Did the character come to that choice immediately, or did he/she have to wrestle with other courses of action before deciding what to do? Even if there really is only one viable choice, if the character immediately jumps to that decision you run the risk of making your character seem rash or reckless. (Worse, if the choice isn’t necessarily obvious, you show your hand by making the plot seem foreordained. But that’s a subject for another article.)
If you don’t like what the choice says about the character, go back to questions 1 and 2 and start over.
Like I said in my earlier post, choices are perhaps the strongest indicators of character at your disposal as a writer. So have a care. What your characters choose, how they choose it, how they arrive at their choices, and even how they feel about those choices: all of it contributes enormously to how readers perceive your characters.
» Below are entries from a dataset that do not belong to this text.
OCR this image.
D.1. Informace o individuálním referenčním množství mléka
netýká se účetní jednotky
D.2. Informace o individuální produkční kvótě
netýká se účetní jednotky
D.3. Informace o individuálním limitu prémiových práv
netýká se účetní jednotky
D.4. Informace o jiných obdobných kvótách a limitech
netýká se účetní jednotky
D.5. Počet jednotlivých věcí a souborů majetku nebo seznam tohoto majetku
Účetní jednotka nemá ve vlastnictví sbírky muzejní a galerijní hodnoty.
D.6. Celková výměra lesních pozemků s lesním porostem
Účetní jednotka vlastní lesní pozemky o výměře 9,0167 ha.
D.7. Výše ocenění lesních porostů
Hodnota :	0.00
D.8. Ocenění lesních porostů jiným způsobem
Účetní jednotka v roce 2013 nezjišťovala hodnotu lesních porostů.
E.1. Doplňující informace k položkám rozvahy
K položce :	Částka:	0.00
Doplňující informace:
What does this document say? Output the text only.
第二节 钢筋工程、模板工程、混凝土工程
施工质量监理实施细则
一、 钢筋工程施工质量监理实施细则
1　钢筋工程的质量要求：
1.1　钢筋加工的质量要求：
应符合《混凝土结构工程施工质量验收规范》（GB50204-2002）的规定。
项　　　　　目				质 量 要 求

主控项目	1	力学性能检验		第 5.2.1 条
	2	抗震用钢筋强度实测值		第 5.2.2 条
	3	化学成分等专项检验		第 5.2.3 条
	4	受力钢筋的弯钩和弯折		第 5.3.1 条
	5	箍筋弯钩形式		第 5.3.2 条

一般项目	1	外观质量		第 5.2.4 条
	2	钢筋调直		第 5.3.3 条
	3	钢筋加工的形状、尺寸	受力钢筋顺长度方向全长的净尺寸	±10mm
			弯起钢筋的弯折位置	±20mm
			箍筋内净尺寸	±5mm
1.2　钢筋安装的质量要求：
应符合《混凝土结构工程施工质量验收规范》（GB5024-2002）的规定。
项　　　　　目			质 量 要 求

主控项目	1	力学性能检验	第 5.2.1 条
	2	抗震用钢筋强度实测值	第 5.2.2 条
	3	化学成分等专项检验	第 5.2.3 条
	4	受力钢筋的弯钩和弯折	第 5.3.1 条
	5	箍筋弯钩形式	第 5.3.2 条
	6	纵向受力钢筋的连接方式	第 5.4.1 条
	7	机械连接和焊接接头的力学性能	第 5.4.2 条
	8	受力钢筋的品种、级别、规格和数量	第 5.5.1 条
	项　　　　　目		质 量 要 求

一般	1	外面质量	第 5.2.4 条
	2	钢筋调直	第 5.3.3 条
Yes, it’s work. Yes, you may have to think hard to find the right choice for the character. Nobody said this was easy, but don’t turn your beloved characters into idiots (or worse) by worrying about solving your writing problem more than you worry about how best to portray your characters.
July 07, 2009 21:54 UTC
The freedom to make choices
Writing is nothing if not a series of choices a writer makes on behalf of his or her characters. Every sentence, paragraph, and chapter offers opportunities for choice: How will your characters react? What will they say? What will they do next?
Those choices reveal a lot about your characters. Choices are perhaps the strongest indicators of character at your disposal as a writer. Stronger than dialogue or dialect, stronger than mannerisms or mode of dress, choices give a glimpse into the deepest level of character: how someone thinks.
Someday I will write a lengthy article on the power and pitfalls of the choices your characters make. But today is Independence Day in the United States, so I want to talk about something a bit different.
Independence. Freedom. Liberty. Whatever you call it, it amounts to the same thing: the ability to make unfettered choices. Life, after all, is nothing if not a series of choices for you to make on your own behalf. How will you react to your circumstances? What will you say? What will you do next?
In life as in fiction, the choices we make every day reveal a lot about our own character. Do you choose to sit on the couch and watch other people’s lives go by on the T.V., or do you go out to do some living of your own? Do you spend your time looking out for number one, or do you work to improve the lives of others?
Today we celebrate a historic declaration that the people of the American Continent are—whether King George III liked it or not—a free people. That we would have our unfettered right to choose our own destinies, absent the dictates of a distant and unsympathetic ruler.
Thus, I think the choices we each make about how we spend this day, among all others of the year, perhaps says something more about us than usual.
A lot of us are bringing out our flags for the day, firing up the barbeque, and figuring out the logistics of how to make it to the nearest fireworks show.
But some Americans are spending the day standing on hot street corners, baking in the sun, holding up signs demanding an end to the war. Some are calling the offices of senators and congressmen, demanding a “public option” in health care reform. Some are working to end mountaintop removal strip mining in Appalachia.
It’s not hard to see what those choices reveal about their character. My hat is off to them, and I thank them for their service to their country.